By rachbasa (1254281203|%a, %b %e at %I:%M%p)
Today I discovered there is another search engine trying to compete with the big boy search engines: Google, Bing, Yahoo, and Ask. This relatively new search engine is Cuil, which means knowledge. On July 28, 2008 the site went live. Upon landing at the home page I was extremely excited to discover that it searches more than three times as many sites as Google and ten times as many sites as Microsoft! I instantly felt excited thinking I could discover three times as much information as I usually do, since I typically use Google to conduct my searches.
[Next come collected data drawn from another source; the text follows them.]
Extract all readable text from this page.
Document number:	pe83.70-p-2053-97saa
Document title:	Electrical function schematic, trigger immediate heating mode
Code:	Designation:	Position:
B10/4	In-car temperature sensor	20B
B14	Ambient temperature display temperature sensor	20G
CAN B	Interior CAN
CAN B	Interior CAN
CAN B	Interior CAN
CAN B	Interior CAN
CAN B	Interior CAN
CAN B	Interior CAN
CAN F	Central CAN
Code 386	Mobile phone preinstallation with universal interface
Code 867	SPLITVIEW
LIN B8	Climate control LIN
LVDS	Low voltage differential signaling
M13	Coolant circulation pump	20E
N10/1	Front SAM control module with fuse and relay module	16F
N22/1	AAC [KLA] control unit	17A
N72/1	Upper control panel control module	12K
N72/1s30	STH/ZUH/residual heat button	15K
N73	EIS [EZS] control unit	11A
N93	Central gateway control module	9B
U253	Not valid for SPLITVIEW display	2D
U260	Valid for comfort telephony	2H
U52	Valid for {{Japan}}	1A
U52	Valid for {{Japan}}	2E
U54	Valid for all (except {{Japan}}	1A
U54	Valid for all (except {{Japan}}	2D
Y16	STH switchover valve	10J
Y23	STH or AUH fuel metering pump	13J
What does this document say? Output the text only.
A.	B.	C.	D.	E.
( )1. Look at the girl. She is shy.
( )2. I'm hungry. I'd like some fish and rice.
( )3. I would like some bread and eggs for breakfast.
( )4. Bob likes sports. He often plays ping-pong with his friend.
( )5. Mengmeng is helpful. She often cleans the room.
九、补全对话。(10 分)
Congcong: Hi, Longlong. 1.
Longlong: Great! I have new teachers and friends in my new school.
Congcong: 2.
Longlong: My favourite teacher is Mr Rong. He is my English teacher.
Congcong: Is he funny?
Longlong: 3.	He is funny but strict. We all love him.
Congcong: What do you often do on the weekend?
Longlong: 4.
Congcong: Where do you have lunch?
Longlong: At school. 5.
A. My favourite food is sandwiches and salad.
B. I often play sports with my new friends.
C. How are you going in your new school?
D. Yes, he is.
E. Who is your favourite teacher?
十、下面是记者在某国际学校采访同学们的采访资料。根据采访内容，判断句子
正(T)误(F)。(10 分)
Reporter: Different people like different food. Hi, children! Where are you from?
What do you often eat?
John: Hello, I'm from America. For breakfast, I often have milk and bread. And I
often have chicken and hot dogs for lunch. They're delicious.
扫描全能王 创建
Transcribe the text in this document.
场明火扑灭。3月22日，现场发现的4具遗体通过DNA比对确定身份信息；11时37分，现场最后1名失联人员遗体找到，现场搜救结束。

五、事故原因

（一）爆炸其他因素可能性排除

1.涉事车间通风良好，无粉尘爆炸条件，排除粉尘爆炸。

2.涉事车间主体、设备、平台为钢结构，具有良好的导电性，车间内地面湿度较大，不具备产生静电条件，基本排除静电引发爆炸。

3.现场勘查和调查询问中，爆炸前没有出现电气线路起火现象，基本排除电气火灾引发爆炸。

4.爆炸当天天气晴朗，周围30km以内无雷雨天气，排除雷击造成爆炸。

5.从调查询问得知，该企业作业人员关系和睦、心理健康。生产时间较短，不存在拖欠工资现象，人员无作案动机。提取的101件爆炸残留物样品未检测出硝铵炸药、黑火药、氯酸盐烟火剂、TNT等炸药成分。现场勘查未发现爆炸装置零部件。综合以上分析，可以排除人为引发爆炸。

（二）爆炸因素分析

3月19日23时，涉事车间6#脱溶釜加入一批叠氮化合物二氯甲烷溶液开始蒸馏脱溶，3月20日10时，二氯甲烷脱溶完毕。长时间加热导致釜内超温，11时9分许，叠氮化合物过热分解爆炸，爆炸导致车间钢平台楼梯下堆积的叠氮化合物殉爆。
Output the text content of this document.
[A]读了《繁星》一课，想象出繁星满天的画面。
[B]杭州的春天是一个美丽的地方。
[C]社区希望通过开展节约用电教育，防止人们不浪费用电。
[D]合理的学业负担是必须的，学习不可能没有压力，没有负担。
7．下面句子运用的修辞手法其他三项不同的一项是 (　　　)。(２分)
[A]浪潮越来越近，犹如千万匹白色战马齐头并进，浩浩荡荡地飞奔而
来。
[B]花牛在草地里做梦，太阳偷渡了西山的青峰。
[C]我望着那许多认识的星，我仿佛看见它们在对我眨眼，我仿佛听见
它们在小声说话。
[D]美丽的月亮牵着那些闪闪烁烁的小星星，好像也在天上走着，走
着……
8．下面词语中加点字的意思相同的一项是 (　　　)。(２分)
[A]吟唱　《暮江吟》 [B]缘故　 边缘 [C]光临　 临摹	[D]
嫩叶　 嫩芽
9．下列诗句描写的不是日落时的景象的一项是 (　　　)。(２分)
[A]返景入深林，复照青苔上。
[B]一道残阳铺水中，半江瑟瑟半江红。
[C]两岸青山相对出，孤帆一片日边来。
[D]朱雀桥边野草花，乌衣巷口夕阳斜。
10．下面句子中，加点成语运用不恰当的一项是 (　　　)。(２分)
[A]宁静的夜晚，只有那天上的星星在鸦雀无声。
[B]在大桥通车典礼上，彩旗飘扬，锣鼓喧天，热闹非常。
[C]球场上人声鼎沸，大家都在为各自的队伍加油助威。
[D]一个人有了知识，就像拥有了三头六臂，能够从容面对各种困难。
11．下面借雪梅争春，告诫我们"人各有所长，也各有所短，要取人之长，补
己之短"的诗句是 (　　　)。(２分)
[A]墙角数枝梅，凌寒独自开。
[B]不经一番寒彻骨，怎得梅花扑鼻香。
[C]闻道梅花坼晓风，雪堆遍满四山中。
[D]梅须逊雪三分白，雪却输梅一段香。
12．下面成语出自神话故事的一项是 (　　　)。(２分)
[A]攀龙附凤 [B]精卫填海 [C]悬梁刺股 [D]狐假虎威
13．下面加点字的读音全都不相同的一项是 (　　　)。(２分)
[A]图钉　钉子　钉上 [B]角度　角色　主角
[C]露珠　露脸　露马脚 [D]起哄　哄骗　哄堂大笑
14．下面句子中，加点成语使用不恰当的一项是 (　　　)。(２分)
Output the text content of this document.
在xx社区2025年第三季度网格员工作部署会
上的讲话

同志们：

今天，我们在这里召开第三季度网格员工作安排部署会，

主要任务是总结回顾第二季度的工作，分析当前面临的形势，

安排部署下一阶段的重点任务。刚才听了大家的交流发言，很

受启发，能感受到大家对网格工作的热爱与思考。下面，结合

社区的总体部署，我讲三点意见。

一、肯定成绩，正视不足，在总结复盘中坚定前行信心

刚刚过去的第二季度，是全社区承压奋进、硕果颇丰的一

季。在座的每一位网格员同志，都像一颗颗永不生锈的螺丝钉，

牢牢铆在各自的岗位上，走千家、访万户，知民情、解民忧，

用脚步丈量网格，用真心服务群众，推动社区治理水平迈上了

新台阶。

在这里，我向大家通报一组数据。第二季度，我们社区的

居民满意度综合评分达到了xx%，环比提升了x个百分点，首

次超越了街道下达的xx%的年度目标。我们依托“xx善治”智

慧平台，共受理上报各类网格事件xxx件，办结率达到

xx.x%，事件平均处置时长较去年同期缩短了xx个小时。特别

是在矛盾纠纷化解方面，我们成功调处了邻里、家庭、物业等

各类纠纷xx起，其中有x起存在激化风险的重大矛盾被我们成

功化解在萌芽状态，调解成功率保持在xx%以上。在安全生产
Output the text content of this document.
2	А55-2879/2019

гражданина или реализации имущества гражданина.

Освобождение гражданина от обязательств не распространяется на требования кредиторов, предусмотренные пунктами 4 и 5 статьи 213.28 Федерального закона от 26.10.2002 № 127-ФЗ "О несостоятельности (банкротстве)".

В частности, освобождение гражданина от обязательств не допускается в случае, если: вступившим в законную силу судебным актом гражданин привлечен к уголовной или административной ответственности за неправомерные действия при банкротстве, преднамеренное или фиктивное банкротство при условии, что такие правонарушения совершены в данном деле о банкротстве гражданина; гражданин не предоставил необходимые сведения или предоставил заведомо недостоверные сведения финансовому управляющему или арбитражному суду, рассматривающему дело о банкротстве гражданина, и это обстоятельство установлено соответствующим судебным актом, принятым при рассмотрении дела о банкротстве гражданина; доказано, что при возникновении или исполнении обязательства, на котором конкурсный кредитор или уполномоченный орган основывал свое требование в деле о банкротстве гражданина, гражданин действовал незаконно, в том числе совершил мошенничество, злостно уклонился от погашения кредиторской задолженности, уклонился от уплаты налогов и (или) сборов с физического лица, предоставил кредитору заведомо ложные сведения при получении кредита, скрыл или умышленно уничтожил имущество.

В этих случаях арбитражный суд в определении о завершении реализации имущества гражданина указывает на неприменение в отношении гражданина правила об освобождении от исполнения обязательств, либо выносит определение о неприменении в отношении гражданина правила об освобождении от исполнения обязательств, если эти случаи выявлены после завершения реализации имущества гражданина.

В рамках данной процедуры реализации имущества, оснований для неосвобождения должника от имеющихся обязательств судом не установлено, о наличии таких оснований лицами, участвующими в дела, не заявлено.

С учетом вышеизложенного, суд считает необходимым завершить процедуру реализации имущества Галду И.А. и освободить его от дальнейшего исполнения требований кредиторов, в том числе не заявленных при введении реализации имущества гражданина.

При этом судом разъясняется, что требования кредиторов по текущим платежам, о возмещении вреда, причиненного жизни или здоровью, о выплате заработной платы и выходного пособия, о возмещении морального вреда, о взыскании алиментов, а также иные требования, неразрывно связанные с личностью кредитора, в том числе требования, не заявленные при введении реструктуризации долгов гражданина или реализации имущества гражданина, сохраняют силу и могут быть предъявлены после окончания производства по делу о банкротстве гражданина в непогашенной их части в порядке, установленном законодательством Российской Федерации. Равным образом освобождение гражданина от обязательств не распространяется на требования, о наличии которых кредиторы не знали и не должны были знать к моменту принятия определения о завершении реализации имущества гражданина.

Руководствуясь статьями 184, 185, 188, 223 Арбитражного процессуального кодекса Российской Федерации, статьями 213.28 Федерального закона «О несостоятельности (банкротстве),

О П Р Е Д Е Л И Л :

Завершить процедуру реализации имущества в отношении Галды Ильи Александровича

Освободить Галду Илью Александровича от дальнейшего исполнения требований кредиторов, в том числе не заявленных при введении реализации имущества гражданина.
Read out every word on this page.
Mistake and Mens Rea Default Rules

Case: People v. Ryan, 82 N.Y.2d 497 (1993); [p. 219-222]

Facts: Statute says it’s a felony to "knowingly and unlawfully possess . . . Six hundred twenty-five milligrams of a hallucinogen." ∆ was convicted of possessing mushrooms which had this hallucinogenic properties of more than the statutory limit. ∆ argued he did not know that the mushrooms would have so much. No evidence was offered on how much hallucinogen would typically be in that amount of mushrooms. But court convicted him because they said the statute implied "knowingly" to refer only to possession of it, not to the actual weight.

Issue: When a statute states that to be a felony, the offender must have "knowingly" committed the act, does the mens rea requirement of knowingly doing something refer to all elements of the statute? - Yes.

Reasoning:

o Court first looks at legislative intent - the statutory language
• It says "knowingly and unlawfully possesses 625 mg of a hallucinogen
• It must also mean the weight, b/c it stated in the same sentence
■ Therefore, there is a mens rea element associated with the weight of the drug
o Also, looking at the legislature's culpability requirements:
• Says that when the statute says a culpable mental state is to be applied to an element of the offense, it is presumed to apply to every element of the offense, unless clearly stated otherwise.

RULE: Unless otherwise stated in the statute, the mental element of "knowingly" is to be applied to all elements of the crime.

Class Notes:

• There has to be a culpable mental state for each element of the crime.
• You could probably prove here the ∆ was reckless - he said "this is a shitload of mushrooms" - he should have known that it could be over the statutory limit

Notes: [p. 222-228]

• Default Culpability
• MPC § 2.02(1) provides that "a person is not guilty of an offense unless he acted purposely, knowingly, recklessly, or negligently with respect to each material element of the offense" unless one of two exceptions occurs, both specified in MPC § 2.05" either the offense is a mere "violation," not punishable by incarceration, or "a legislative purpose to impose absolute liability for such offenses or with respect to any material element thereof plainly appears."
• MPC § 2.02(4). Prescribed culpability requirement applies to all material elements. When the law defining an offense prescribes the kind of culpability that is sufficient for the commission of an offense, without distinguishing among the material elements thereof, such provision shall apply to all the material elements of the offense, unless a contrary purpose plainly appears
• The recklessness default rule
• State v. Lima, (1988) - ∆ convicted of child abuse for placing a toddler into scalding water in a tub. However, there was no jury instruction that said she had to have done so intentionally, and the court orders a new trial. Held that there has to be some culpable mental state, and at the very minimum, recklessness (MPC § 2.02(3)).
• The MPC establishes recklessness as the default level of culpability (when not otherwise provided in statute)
To test this new search engine I tried to conduct the experiment we were supposed to do for class on Monday the 28th of September. Unfortunately, I was not able to test the same query because Cuil does not have the intitle: feature. Disappointed, I realized I would have to conduct another experiment to determine if Cuil was a reliable search engine worth using. To conduct this experiment I made “top business schools in America” my query. Upon entering my query in the Cuil search box, I went through and evaluated all ten of the sites it generated. Much to my dismay, only six of them offered information I considered relevant. I then evaluated my query on Google.com and found that it generated ten relevant sites. Then I went to Yahoo.com and Bing.com and found that they retrieved nine and seven relevant sites respectively. Of all the sites that Google, Yahoo, and Bing generated, only one of the sites that Google generated and one of the sites that Yahoo generated were also generated by Cuil. Next I looked at the number of search results. Cuil generated 4412 results, Google generated 78,900,000 results, Yahoo generated 275,000,000 results, and Bing generated 423,000,000 results. As you can imagine I was shocked. Cuil only generated 4,412 results and it claims to be the search engine with the most pages indexed. I couldn’t help but wonder were the owners of this site lying?
As I continued playing around on Cuil, I discovered that it does offer a couple of features that other major search engines do not.
- Cuil does not keep track of the searches you do and does not use your IP address to determine your location. For those of you who find it creepy that Google knows exactly where you are when you conduct a search and keeps track of all the searches you do, Cuil is for you! It is the noncreepy search engine.
- Beside many of the search results Cuil generates are little thumbnail pictures, which can be nice.
- Often times after entering a search query, on the right hand side of the page a list of related categories will generate. Under the heading of each category are a number of different related searches. For example, I searched Michigan football and the categories that popped up were: University of Michigan Athletics, Michigan Wolverines Athletic Directors, Michigan Wolverines Football Coaches, Big Ten Conference, Central Collegiate Hockey Association, University of Michigan Sports Venues, Michigan Wolverines Football, Head Coaches of American Football, and Michigan Wolverines Football Players. Under each of these categories were searches that fit the category title. If you let your mouse hover over a search result in one of the categories, a brief description/definition of the term pops up in a box on your screen.
In summation, I was disappointed with my experience at Cuil.com. I did really like the categories that are generated on the side of search results with the short definitions that would pop up, but that feature was not significant enough to make up for the fact that the search engine could not generate very good results. In the near future, I do not see myself using Cuil.com. Maybe in years to come this search engine will be capable of generating better results and then it might have a chance to enter the race with Google, Yahoo, and Microsoft.